En entendant cela, Jin Xuan tourna la tête vers Ao Jun et lui demanda : « Le stratège est-il en deuil pour ses frères d'armes tombés au combat aujourd'hui ? »
Ao Jun ne répondit pas directement, mais soupira doucement : « La guerre est vraiment cruelle. Qu'il s'agisse des soldats de Longxuan ou de ceux de Cangliao, tous ont des familles qui les attendent. Mais à partir d'aujourd'hui, ils ne pourront jamais rentrer. Heh... «
Malheureux sont les dix mille kilomètres de cols montagneux, année après année, les ossements des guerriers gisent enfouis dans l'herbe d'automne
!
»
« La route à travers les montagnes et les cols est longue et ardue, et d'innombrables soldats y perdent la vie, leurs ossements jonchant les herbes d'automne année après année… Depuis la nuit des temps, la guerre a toujours fait rage là où vivent des nations
; elle est inévitable. Le stratège n'a pas à être si triste », la consola Jinxuan, ne voulant pas la voir si affligée.
Lui aussi détestait la guerre, mais il n'avait pas le choix. Il n'attaquait pas, et pourtant ils l'attaquèrent. Pour le bien de la dynastie Longxuan, il dut revêtir son armure et combattre, afin de protéger davantage d'innocents. Il ne s'attendait pas à ce qu'elle, d'apparence si froide et impitoyable, soit si bienveillante et compatissante. Il avait déjà été témoin de son exceptionnelle stratégie militaire, mais décrire avec autant de clarté la cruauté de la guerre dans un si court poème… Son talent était indéniable, à la hauteur de celui du plus grand érudit de la dynastie. Il ignorait l'étendue de son talent, et les surprises qu'elle lui réservait encore !
« Je n'ai pas tué Bo Ren, mais Bo Ren est mort à cause de moi. Comment pourrais-je faire comme si de rien n'était ? » Elle ne se considérait pas comme une personne bienveillante, mais plus de 20
000 personnes avaient perdu la vie à cause de son complot. Même pour elle, qui avait fait des études supérieures au XXIe siècle, c'était difficile à accepter.

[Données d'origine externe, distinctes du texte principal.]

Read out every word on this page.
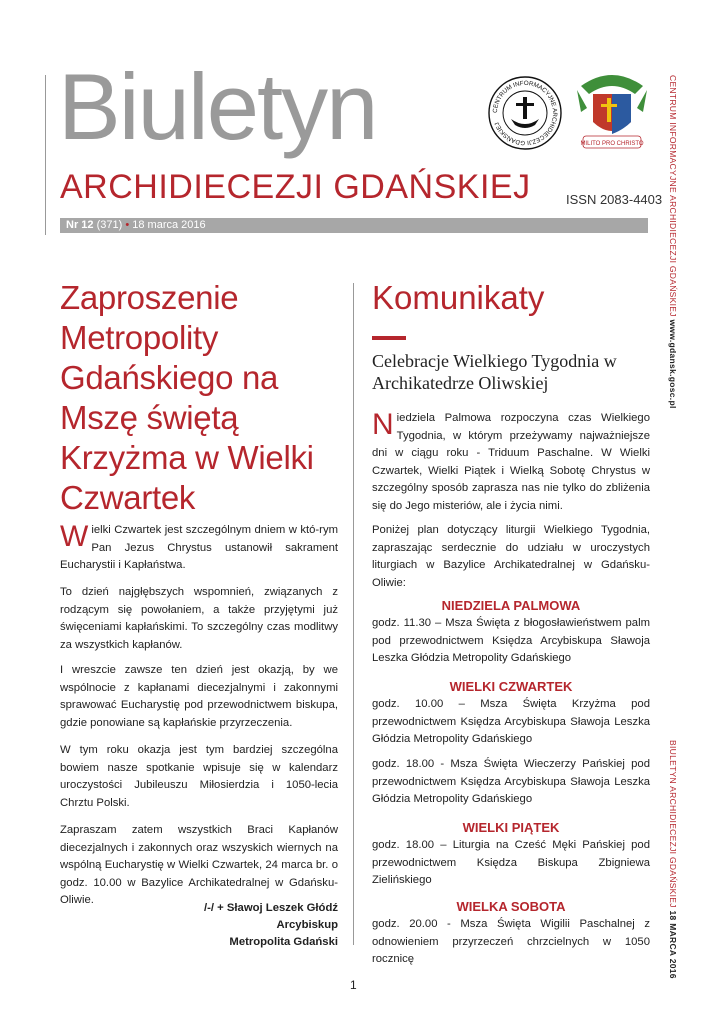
Biuletyn
ARCHIDIECEZJI GDAŃSKIEJ	ISSN 2083-4403
CENTRUM INFORMACYJNE ARCHIDIECEZJI GDAŃSKIEJ
MILITO PRO CHRISTO
Nr 12 (371) • 18 marca 2016	CENTRUM INFORMACYJNE ARCHIDIECEZJI GDAŃSKIEJ www.gdansk.gosc.pl
BIULETYN ARCHIDIECEZJI GDAŃSKIEJ 18 MARCA 2016
Zaproszenie Metropolity Gdańskiego na Mszę świętą Krzyżma w Wielki Czwartek
Wielki Czwartek jest szczególnym dniem w któ-rym Pan Jezus Chrystus ustanowił sakrament Eucharystii i Kapłaństwa.
To dzień najgłębszych wspomnień, związanych z rodzącym się powołaniem, a także przyjętymi już święceniami kapłańskimi. To szczególny czas modlitwy za wszystkich kapłanów.
I wreszcie zawsze ten dzień jest okazją, by we wspólnocie z kapłanami diecezjalnymi i zakonnymi sprawować Eucharystię pod przewodnictwem biskupa, gdzie ponowiane są kapłańskie przyrzeczenia.
W tym roku okazja jest tym bardziej szczególna bowiem nasze spotkanie wpisuje się w kalendarz uroczystości Jubileuszu Miłosierdzia i 1050-lecia Chrztu Polski.
Zapraszam zatem wszystkich Braci Kapłanów diecezjalnych i zakonnych oraz wszyskich wiernych na wspólną Eucharystię w Wielki Czwartek, 24 marca br. o godz. 10.00 w Bazylice Archikatedralnej w Gdańsku-Oliwie.
/-/ + Sławoj Leszek Głódź
Arcybiskup
Metropolita Gdański
Komunikaty
Celebracje Wielkiego Tygodnia w Archikatedrze Oliwskiej
Niedziela Palmowa rozpoczyna czas Wielkiego Tygodnia, w którym przeżywamy najważniejsze dni w ciągu roku - Triduum Paschalne. W Wielki Czwartek, Wielki Piątek i Wielką Sobotę Chrystus w szczególny sposób zaprasza nas nie tylko do zbliżenia się do Jego misteriów, ale i życia nimi.
Poniżej plan dotyczący liturgii Wielkiego Tygodnia, zapraszając serdecznie do udziału w uroczystych liturgiach w Bazylice Archikatedralnej w Gdańsku-Oliwie:
NIEDZIELA PALMOWA
godz. 11.30 – Msza Święta z błogosławieństwem palm pod przewodnictwem Księdza Arcybiskupa Sławoja Leszka Głódzia Metropolity Gdańskiego
WIELKI CZWARTEK
godz. 10.00 – Msza Święta Krzyżma pod przewodnictwem Księdza Arcybiskupa Sławoja Leszka Głódzia Metropolity Gdańskiego
godz. 18.00 - Msza Święta Wieczerzy Pańskiej pod przewodnictwem Księdza Arcybiskupa Sławoja Leszka Głódzia Metropolity Gdańskiego
WIELKI PIĄTEK
godz. 18.00 – Liturgia na Cześć Męki Pańskiej pod przewodnictwem Księdza Biskupa Zbigniewa Zielińskiego
WIELKA SOBOTA
godz. 20.00 - Msza Święta Wigilii Paschalnej z odnowieniem przyrzeczeń chrzcielnych w 1050 rocznicę
1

« Stratège Mo, faire preuve de clémence envers l'ennemi, c'est faire preuve de cruauté envers soi-même. La sympathie pour l'ennemi et le refus de faire preuve de clémence sont des tabous majeurs sur le champ de bataille », déclara soudain Jin Xuan d'un ton grave. En tant que stratège et commandant en chef, si l'on se montre inflexible lors d'une bataille décisive, non seulement on s'expose à la mort, mais aussi à celle de ses frères d'armes qui ont combattu à ses côtés dans les épreuves les plus difficiles. C'est peut-être ainsi que sa cruauté s'est forgée sur le champ de bataille.
« Hehe… Je comprends. Ne t’inquiète pas, je n’offenserai personne à moins qu’on ne m’offense. Une fois la guerre déclarée, je serai impitoyable. » Elle marqua une pause, puis déclara fermement : « Je ne laisserai personne lui faire du mal, pas une seule personne. » Même au péril de sa vie, elle ne laisserait personne envahir la dynastie Longxuan, ne laisserait pas Xue devenir impératrice d’un royaume déchu, et ne laisserait personne lui faire du mal.

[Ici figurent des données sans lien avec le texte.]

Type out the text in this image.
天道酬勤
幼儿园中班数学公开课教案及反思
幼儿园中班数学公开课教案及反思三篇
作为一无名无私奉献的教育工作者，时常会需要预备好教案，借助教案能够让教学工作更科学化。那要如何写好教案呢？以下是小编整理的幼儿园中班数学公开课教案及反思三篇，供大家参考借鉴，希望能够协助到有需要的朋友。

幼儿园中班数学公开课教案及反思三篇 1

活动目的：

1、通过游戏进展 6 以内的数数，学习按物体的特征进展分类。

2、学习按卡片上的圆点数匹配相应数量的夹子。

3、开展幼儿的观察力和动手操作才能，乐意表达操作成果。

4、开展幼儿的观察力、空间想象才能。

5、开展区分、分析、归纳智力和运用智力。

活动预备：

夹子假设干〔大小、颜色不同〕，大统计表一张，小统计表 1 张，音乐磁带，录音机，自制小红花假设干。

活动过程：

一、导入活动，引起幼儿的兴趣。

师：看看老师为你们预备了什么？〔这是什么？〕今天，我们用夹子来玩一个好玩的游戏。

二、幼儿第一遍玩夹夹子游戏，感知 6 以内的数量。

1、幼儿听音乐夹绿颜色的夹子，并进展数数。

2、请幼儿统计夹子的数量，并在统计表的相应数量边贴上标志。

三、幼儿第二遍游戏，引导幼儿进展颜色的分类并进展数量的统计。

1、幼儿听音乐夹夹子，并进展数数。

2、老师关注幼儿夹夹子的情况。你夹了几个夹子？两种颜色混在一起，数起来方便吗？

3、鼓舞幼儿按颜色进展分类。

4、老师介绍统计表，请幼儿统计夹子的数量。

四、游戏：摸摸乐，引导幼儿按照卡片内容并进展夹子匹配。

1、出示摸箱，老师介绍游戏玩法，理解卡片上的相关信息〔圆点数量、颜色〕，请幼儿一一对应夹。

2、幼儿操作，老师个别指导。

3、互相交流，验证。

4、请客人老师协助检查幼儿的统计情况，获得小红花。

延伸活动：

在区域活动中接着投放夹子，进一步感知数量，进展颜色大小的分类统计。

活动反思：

« Elle ? Est-elle une personne très importante pour le stratège ? » murmura Jinxuan, comme s'il interrogeait Aojun, ou peut-être se posait-il la question à lui-même.
« Oui, très important, très important. Elle est la personne la plus importante pour moi au monde. » Et très importante pour toi aussi, ajouta Ao Jun dans son cœur.
« Est-ce bien Mlle Mo ? » Un pincement de tristesse m'envahit.
« Elle compte aussi pour moi, mais ce n'est pas elle. » Une douce lueur s'éleva dans les yeux habituellement calmes d'Ao Jun lorsqu'elle pensa à Xue, et de joyeux souvenirs de son enfance refirent surface un à un.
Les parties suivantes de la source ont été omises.